Mohon tunggu...
ahmad saifulloh
ahmad saifulloh Mohon Tunggu... -

Seorang santri di daerah ponorogo

Selanjutnya

Tutup

Politik

Amerika: Negara Pluralis yang Antipluralisme

19 April 2011   00:27 Diperbarui: 26 Juni 2015   06:40 782
+
Laporkan Konten
Laporkan Akun
Kompasiana adalah platform blog. Konten ini menjadi tanggung jawab bloger dan tidak mewakili pandangan redaksi Kompas.
Lihat foto
Bagikan ide kreativitasmu dalam bentuk konten di Kompasiana | Sumber gambar: Freepik

Dalam satu dasa warsa terakhir ini, kita dikejutkan oleh maraknya perkembangan isme-isme -yang sebenarnya bukan barang baru- dalam peta pemikiran Islam di Indonesia. Ia bergerak begitu cepat bak bola liar memasuki segala sendi kehidupan termasuk Agama. Faham-faham seperti sekularisme, liberalisme, dan pluralisme yang datang dari peradaban barat, menjadi "dagangan" yang begitu memikat para intelektual muda untuk mengikutinya. Entah karena mereka tidak mau dikatakan ketinggalan jaman, atau sekedar latah meng-copy peradaban barat yang dianggap lebih maju itu. Bahkan faham pluralisme sendiri telah berhasil merasuki umat Islam karena ia begitu gencar dipasarkan melalui kekuatan media. Sehinga di luar kesadaran kita, ia telah masuk ke alam bawah sadar yang pada gilirannya akan mempengaruhi sikap, pola pikir, dan tingkah laku kita.

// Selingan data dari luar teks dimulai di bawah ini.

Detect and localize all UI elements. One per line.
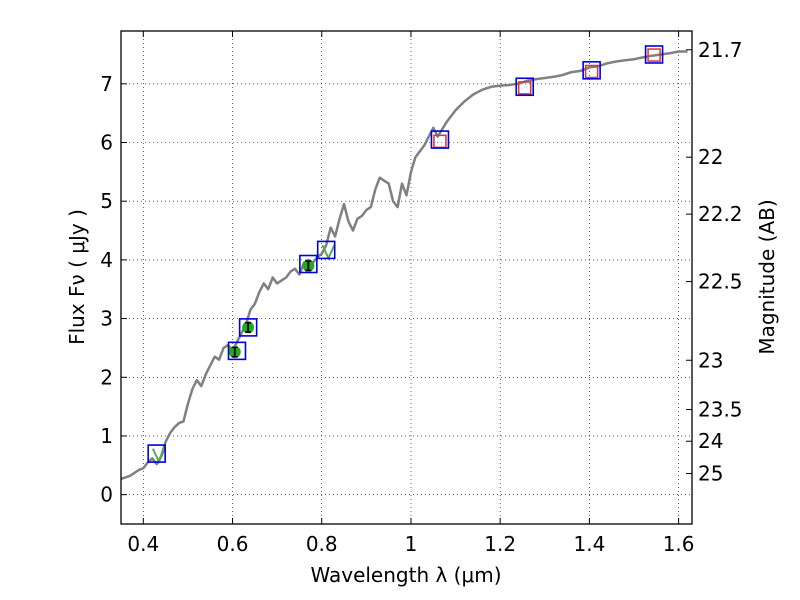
model-photometry-box xyxy=(227,341,247,361)
y-axis-label: Flux Fν ( μJy ) xyxy=(65,209,89,345)
upper-limit-marker xyxy=(584,64,599,79)
y-right-tick-label: 21.7 xyxy=(698,38,743,62)
y-tick-label: 2 xyxy=(100,365,113,389)
y-tick-label: 6 xyxy=(100,131,113,155)
model-photometry-box xyxy=(644,45,664,64)
plot-area xyxy=(120,45,688,480)
model-photometry-box xyxy=(316,240,336,260)
x-tick-label: 0.4 xyxy=(127,532,159,556)
x-tick-label: 1 xyxy=(405,532,418,556)
x-tick-label: 0.6 xyxy=(217,532,249,556)
model-photometry-box xyxy=(299,254,318,274)
x-tick-label: 1.2 xyxy=(484,532,516,556)
upper-limit-marker xyxy=(517,81,532,95)
y-tick-label: 5 xyxy=(100,189,113,213)
y-right-tick-label: 23.5 xyxy=(698,398,743,422)
y-axis-right-label: Magnitude (AB) xyxy=(755,199,779,354)
x-axis-label: Wavelength λ (μm) xyxy=(310,563,501,587)
upper-limit-marker xyxy=(433,134,447,149)
y-tick-label: 0 xyxy=(100,483,113,507)
spectrum-line xyxy=(120,50,688,480)
grid xyxy=(121,31,692,524)
x-tick-label: 1.4 xyxy=(573,532,605,556)
y-right-tick-label: 25 xyxy=(698,462,723,486)
model-photometry-box xyxy=(582,61,601,80)
y-tick-label: 3 xyxy=(100,307,113,331)
y-right-tick-label: 22.2 xyxy=(698,202,743,226)
y-tick-label: 4 xyxy=(100,248,113,272)
axis-ticks: 0.4 0.6 0.8 1 1.2 1.4 1.60123456721.72222.222.… xyxy=(100,31,743,556)
y-right-tick-label: 24 xyxy=(698,429,723,453)
y-tick-label: 7 xyxy=(100,72,113,96)
model-photometry-box xyxy=(430,130,450,149)
model-photometry-box xyxy=(515,77,535,97)
model-photometry-box xyxy=(147,444,166,463)
model-photometry-box xyxy=(238,318,258,337)
y-right-tick-label: 22 xyxy=(698,145,723,169)
upper-limit-marker xyxy=(647,48,661,62)
y-right-tick-label: 23 xyxy=(698,348,723,372)
y-tick-label: 1 xyxy=(100,424,113,448)
plot-frame xyxy=(120,30,693,525)
x-tick-label: 0.8 xyxy=(306,532,338,556)
y-right-tick-label: 22.5 xyxy=(698,270,743,294)
x-tick-label: 1.6 xyxy=(663,532,695,556)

Namun sebenarnya dalam hazanah pemikiran Islam, terminology pluralisme atau al-ta'addudiyyah itu tidak dikenal secara populer kecuali sejak abad ke-20 yang lalu. Yaitu ketika terjadi perubahan penting dalam kebijakan barat yang berupaya menjajakan "dagangan" (ideologi, red) modernnya yang mereka anggap universal, seperti demokrasi, pluralisme, HAM, dan pasar bebas. Sebuah kebijakan yang didasari oleh perasaan superior khas barat dan peremehan terhadap yang bukan barat. Islam khususnya, yang banyak berkembang di Negara-negara dunia ke tiga, dituduh intoleran, anti-demokrasi, fundamentalis, sektarian, dan identik dengan kekerasan yang berakibat pada terhambatnya perkembangan sebuah Negara. Perubahan kebijakan politik barat inilah yang mendorong para sarjana muslim di dunia Arab untuk ikut membeli "dagangan" barat itu yang ditandai dengan maraknya seminar, konferensi, tulisan di majalah dan jurnal ilmiah, yang membahas masalah tersebut.

Dalam perkembangan selanjutnya, usaha barat untuk menjajakan "dagangannya" itu semakin gencar setelah muncul aksi pengeboman World Trade Center (WTC) 11 September 2001 silam. Islam yang sebelumnya dicitrakan sebagai agama yang intoleran, anti demokrasi, dan fundamentalis, menjadi sasaran utama. Maka muncullah taktik dan strategi perang pemikiran -termasuk di dalamnya pemaksaan faham pluralisme- yang dilancarkan barat untuk melemahkan tradisi pemikiran Islam yang sebenarnya sudah mapan. Sebagai sebuah gerakan politis, perang pemikiran tersebut dilakukan melalui berbagai jalur; pendidikan, ekonomi, dan media massa, sehingga menjelma sebagai kekuatan dahsyat yang mampu mempengaruhi umat Islam di berbagai Negara. Mereka menyebarkan (baca: memaksakan) faham tersebut sebagai satu-satunya faham yang bisa mendamaikan dunia, dan harus diterapkan pada agama Islam jika umat Islam ingin hidup secara berdampingan dan tanpa konflik dengan barat. Pada gilirannya, pluralisme agama akan menjadi sebuah teologi global yang mereka anggap seirama dengan globalisasi dan nilai-nilai universal.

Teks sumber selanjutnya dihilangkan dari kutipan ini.